Proper tree planting diagram
Click to enlarge.

Make sure your tree is planted at the exact same depth as it was planted in the pot or burlap sack it came in. Planting a tree too deep is a leading cause of tree death because it smothers the roots and introduces moisture and fungus to the trunk.

Planting a tree too shallow will expose too much of the top of the root system to the elements. If you have to move the tree to place more soil beneath it or take some away to get the tree to sit at the right depth during planting, it is worth the work. A tree can last for generations if you plant it right.

Fill around the root ball with the loose soil from your tarp. Use your heel or the handle of your shovel to press down on the dirt to collapse any large air pockets in the soil. This will help stabilize the tree in the hole.

While doing this, constantly check the trunk of the tree to ensure that it’s straight.

Water Trees Sufficiently

Cooler, wetter weather is the perfect time for tree planting, and seasonal rains can often provide all the water the tree needs to establish. However, if the weather is dry you should make sure your shade trees get about 15-20 gallons of water a week, until they go dormant for winter. Fruit trees and ornamental trees and shrubs can receive a little less.

It is very easy to make sure your tree gets the water it needs automatically using a TreeGator device. These weatherproof irrigation bags hold several gallons of water and release it slowly into the root zone of your newly planted trees.

No Mulch Volcanoes!

diagram of proper tree mulching technique
Image courtesy the Morton Arboretum, Lisle, Illinois

It’s important to mulch around your new tree to reduce weeds and help the soil conserve water. However, never pile mulch around the trunk of your tree! I know people do this all the time everywhere you go, but it is a very harmful practice for the tree and shortens its lifespan greatly.

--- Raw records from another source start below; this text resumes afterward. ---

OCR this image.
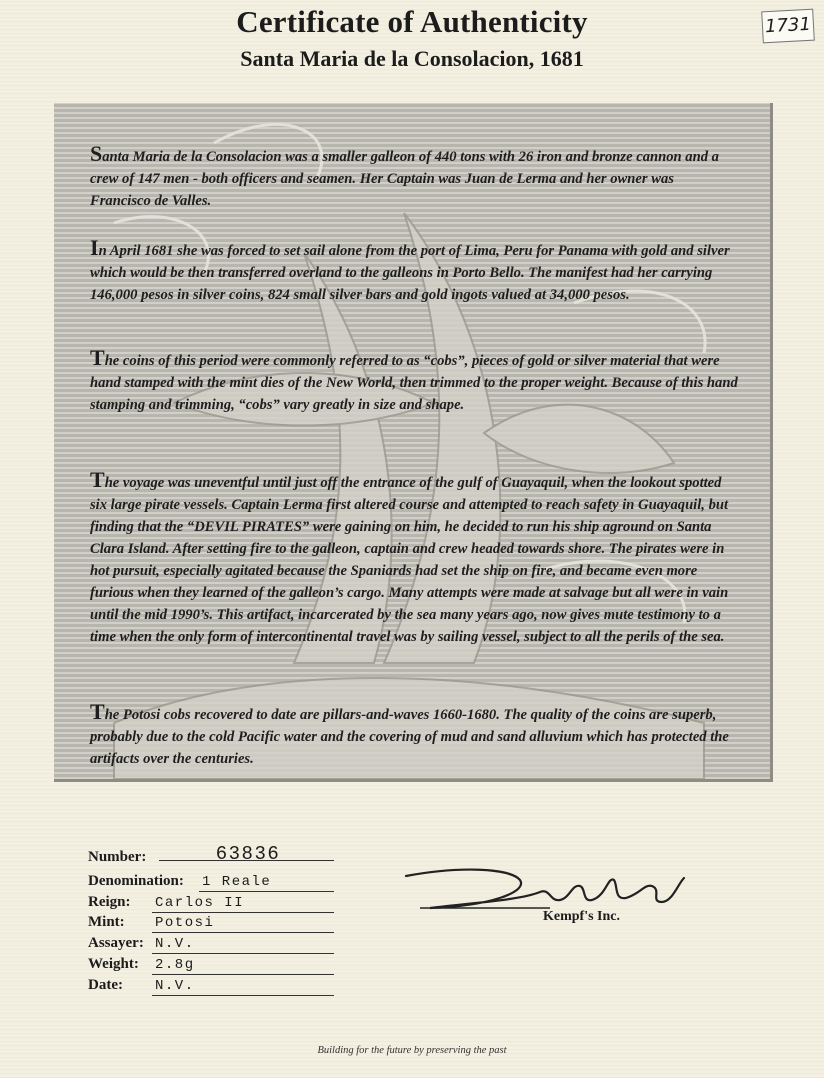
Certificate of Authenticity
Santa Maria de la Consolacion, 1681
1731
Santa Maria de la Consolacion was a smaller galleon of 440 tons with 26 iron and bronze cannon and a crew of 147 men - both officers and seamen. Her Captain was Juan de Lerma and her owner was Francisco de Valles.
In April 1681 she was forced to set sail alone from the port of Lima, Peru for Panama with gold and silver which would be then transferred overland to the galleons in Porto Bello. The manifest had her carrying 146,000 pesos in silver coins, 824 small silver bars and gold ingots valued at 34,000 pesos.
The coins of this period were commonly referred to as “cobs”, pieces of gold or silver material that were hand stamped with the mint dies of the New World, then trimmed to the proper weight. Because of this hand stamping and trimming, “cobs” vary greatly in size and shape.
The voyage was uneventful until just off the entrance of the gulf of Guayaquil, when the lookout spotted six large pirate vessels. Captain Lerma first altered course and attempted to reach safety in Guayaquil, but finding that the “DEVIL PIRATES” were gaining on him, he decided to run his ship aground on Santa Clara Island. After setting fire to the galleon, captain and crew headed towards shore. The pirates were in hot pursuit, especially agitated because the Spaniards had set the ship on fire, and became even more furious when they learned of the galleon’s cargo. Many attempts were made at salvage but all were in vain until the mid 1990’s. This artifact, incarcerated by the sea many years ago, now gives mute testimony to a time when the only form of intercontinental travel was by sailing vessel, subject to all the perils of the sea.
The Potosi cobs recovered to date are pillars-and-waves 1660-1680. The quality of the coins are superb, probably due to the cold Pacific water and the covering of mud and sand alluvium which has protected the artifacts over the centuries.
Number:	63836
Denomination: 1 Reale
Reign: Carlos II
Mint: Potosi
Assayer: N.V.
Weight: 2.8g
Date: N.V.
Kempf's Inc.
Building for the future by preserving the past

While you should always mulch your trees, piling up the mulch around the trunk like a volcano introduces wood-rotting bacteria and fungus from the mulch directly to the living, growing bark of the tree. The moisture build-up and fungus will often girdle or kill the tree before it can reach maturity.

The proper way to place mulch around a tree is in a “doughnut” shape that doesn’t allow the rotting mulch to come into contact with the living bark. (See image above.)

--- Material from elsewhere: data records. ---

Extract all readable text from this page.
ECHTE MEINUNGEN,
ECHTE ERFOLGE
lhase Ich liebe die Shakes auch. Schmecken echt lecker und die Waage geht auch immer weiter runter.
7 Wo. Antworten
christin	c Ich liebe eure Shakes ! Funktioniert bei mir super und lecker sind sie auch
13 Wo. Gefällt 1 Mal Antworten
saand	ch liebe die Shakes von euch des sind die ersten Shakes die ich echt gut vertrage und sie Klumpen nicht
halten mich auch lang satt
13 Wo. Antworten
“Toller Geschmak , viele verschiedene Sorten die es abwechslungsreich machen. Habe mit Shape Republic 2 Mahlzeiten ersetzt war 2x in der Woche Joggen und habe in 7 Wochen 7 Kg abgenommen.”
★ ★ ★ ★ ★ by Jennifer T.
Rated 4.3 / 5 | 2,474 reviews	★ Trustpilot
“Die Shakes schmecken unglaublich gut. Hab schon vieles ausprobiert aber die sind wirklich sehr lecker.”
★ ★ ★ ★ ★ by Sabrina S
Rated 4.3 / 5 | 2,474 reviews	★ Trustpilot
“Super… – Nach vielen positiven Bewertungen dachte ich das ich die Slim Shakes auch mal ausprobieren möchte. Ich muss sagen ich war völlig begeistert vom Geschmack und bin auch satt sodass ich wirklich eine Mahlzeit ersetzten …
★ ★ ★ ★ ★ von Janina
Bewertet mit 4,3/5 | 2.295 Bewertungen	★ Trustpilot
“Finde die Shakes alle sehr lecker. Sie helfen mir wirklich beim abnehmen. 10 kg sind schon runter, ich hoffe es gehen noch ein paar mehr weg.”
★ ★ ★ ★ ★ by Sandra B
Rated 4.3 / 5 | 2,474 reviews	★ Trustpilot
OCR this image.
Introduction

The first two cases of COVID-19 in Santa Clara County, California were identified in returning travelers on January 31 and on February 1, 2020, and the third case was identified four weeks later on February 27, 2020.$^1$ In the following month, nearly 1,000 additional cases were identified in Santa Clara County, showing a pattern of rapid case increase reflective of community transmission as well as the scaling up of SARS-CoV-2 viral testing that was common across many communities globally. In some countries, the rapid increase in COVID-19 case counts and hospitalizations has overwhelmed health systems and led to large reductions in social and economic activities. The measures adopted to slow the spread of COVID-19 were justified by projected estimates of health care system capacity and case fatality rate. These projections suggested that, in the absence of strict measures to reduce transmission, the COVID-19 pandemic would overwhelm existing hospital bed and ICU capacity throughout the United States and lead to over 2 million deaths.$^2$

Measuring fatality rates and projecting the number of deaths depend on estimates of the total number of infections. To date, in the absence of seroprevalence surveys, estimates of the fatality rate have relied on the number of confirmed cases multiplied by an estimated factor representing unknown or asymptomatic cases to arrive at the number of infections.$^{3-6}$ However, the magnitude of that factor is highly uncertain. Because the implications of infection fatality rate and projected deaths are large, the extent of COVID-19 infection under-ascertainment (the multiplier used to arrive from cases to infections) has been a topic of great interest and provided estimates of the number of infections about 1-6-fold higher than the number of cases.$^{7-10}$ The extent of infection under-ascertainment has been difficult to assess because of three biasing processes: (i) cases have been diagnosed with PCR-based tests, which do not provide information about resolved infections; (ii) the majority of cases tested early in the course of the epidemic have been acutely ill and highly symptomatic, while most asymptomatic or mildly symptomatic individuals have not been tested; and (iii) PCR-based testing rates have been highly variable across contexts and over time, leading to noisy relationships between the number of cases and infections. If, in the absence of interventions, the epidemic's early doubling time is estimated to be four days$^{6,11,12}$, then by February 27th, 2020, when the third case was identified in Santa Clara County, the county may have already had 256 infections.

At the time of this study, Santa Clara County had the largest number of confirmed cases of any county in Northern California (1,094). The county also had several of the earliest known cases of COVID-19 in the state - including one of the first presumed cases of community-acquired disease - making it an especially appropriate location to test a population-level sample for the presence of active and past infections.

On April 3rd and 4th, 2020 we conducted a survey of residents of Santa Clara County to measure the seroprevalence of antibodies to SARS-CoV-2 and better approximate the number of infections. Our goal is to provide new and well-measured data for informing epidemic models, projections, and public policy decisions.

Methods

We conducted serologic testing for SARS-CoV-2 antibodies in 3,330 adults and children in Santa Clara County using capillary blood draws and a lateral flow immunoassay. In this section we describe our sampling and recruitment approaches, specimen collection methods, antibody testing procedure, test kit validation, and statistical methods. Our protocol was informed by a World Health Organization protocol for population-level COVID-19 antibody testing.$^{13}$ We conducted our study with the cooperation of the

Staking is Usually Unnecessary

Don’t use stakes unless absolutely necessary. If the tree is grown and dug properly at the nursery, it will establish more quickly and develop stronger trunk and root systems if they are not staked at the time of planting, but instead are allowed to adapt to local conditions. However, protective staking may be necessary where lawn mower damage, vandalism, or windy conditions are concerns.

Trees Benefit Us All

This fall, consider planting a tree or two on your property, or help with a tree planting in your community. And this holiday season, consider a generous donation to a non-profit that plants trees or does reforestation work.

We all benefit greatly from living among more trees. A future with fewer trees is a future that is less secure for all of us. Good thing we can easily do something about it.